Current Unix Timestamp (Live)

Need the current Unix time right now? This page shows it live and updates every second — in seconds, in milliseconds, and as ISO 8601, with both the UTC and your local representation alongside. Click any value to copy it. Everything is read straight from your device clock; nothing is fetched from a server.

Unix seconds
Unix milliseconds
ISO 8601 (UTC)
UTC string
Local time
Day of year

How to use the Current Unix Timestamp (Live)

The two large numbers at the top are the live Unix timestamp — the first in whole seconds, the second in milliseconds. Both tick forward automatically.

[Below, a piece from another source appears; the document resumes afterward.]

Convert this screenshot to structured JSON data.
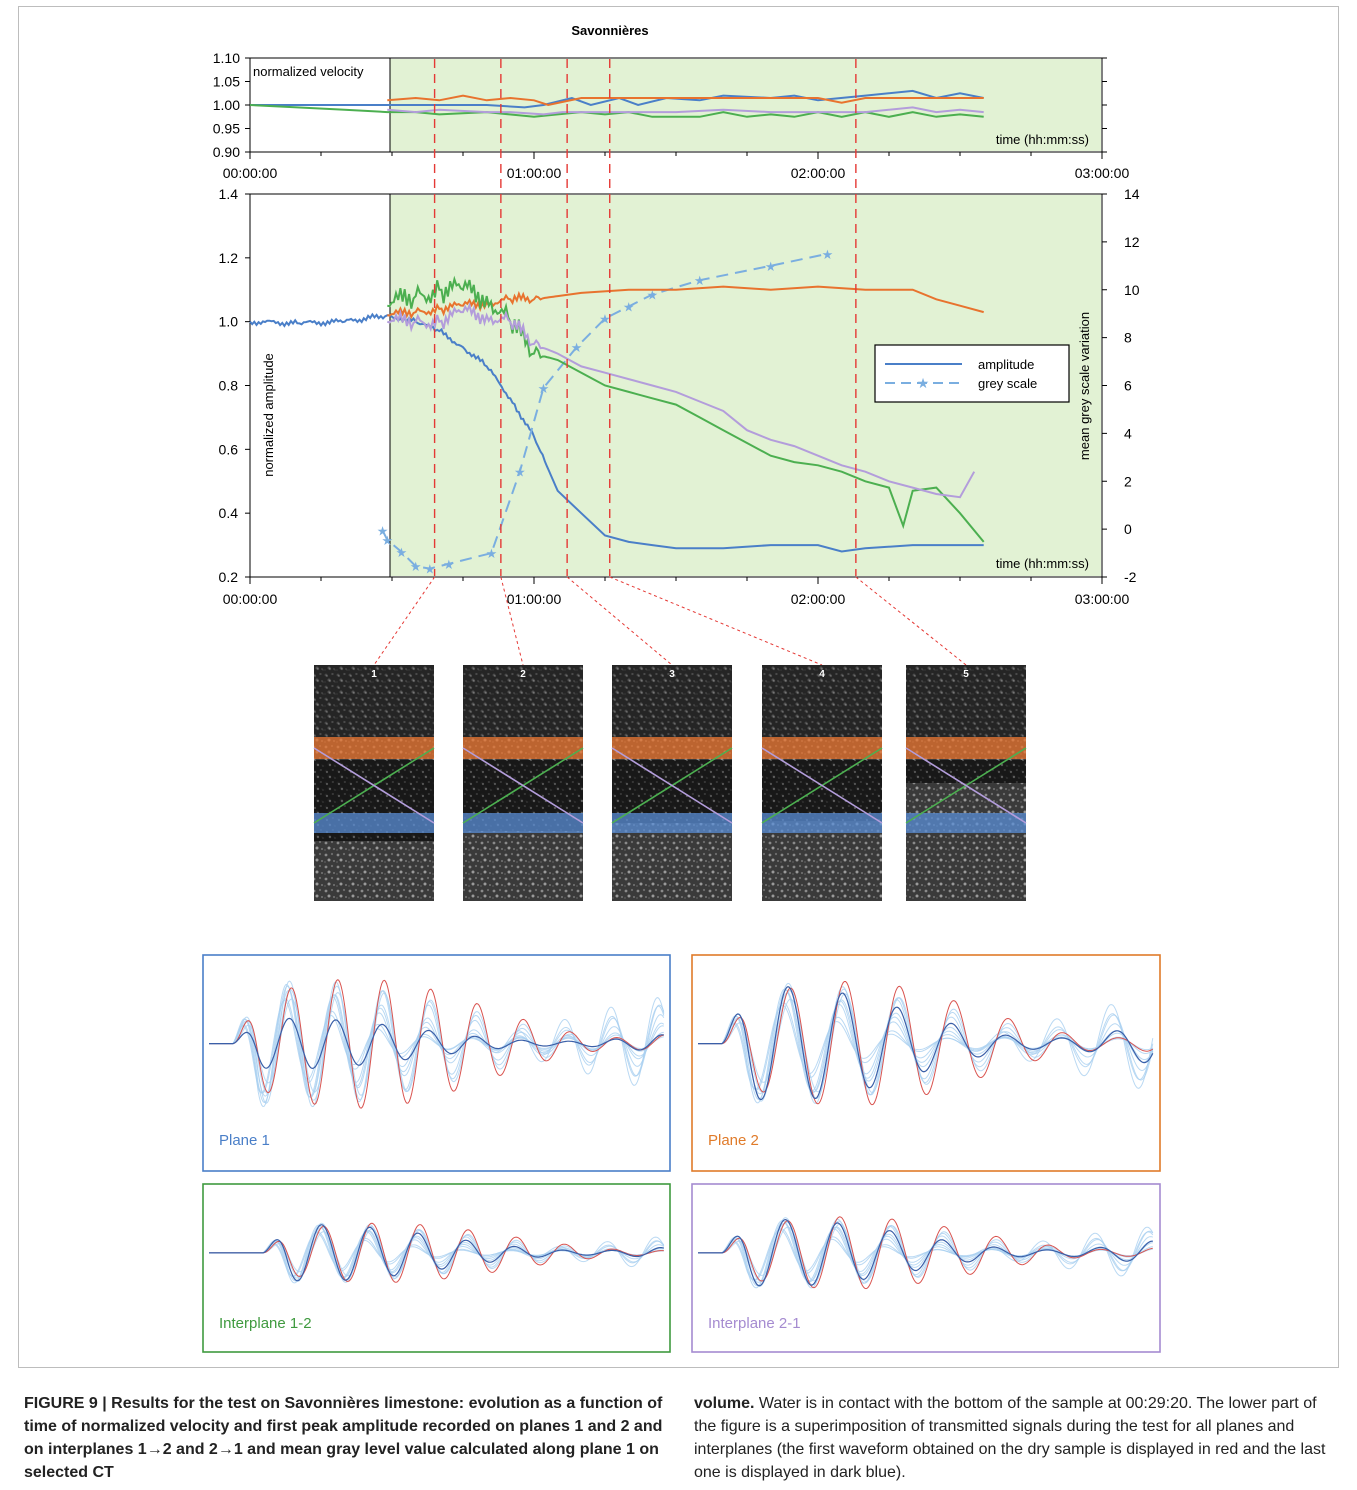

Click Copy under either to put the current value on your clipboard; the value is frozen at the moment you click, so you copy a clean number even though the display keeps moving.

If you want to read or screenshot a stable value, tick Freeze to pause the updates, then untick it to resume. Below the counters, the same instant is shown four more ways: ISO 8601 in UTC (the format APIs and logs prefer), a readable UTC string, your local time with its zone, and the day-of-year number.

The clock here is your computer's clock. If your timestamp looks wrong, your device time or timezone is the place to check — this tool simply reports what the browser sees.

What is a Unix timestamp?

A Unix timestamp — also called epoch time or POSIX time — is the number of seconds that have elapsed since 00:00:00 UTC on 1 January 1970, the "Unix epoch." It deliberately ignores time zones and daylight-saving rules: a given instant has exactly one Unix timestamp everywhere on Earth, which is what makes it the lingua franca for storing and comparing moments in software.

Because it is just an integer, a timestamp is trivial to store, sort, and subtract. The difference between two timestamps is a duration in seconds, with no calendar math required. Most systems use seconds, but JavaScript, Java, and many databases use milliseconds (multiply by 1000), and some high-resolution systems use microseconds or nanoseconds. The giveaway is digit count: a seconds value today has 10 digits, a milliseconds value has 13.

One historical wrinkle worth knowing: systems that store the timestamp in a signed 32-bit integer overflow on 19 January 2038, the "Year 2038 problem." Modern platforms use 64-bit integers, which push the limit hundreds of billions of years out, so for new code it is a non-issue — but it is the reason you still see 64-bit time types called out in older APIs.

Common use cases

  • Seeding test data. Grab the current epoch to set created_at or expiry fields while testing an API.
  • Cache busting. Append a current millisecond timestamp to a URL to defeat caching during development.
  • Debugging logs. Compare a timestamp from a log line against "now" to see how long ago an event happened.
  • Setting token expiry. JWT exp and iat claims are Unix seconds — copy the current value as a starting point.

Frequently asked questions

Is this in seconds or milliseconds?
Both are shown. The first counter is seconds (10 digits today), the second is milliseconds (13 digits). Most backends use seconds; JavaScript and many databases use milliseconds.

Whose clock does it use?
Your device clock, read locally in the browser. No network request is made, so the value is only as accurate as your system time.

Why does the copied value differ from the display?
The display keeps ticking while you move the mouse. Copy captures the value at the exact moment you click, which may be a second later than what you first saw.

What is the Year 2038 problem?
Systems storing the timestamp as a signed 32-bit integer overflow in January 2038. Modern 64-bit systems are unaffected, but legacy embedded code may still be at risk.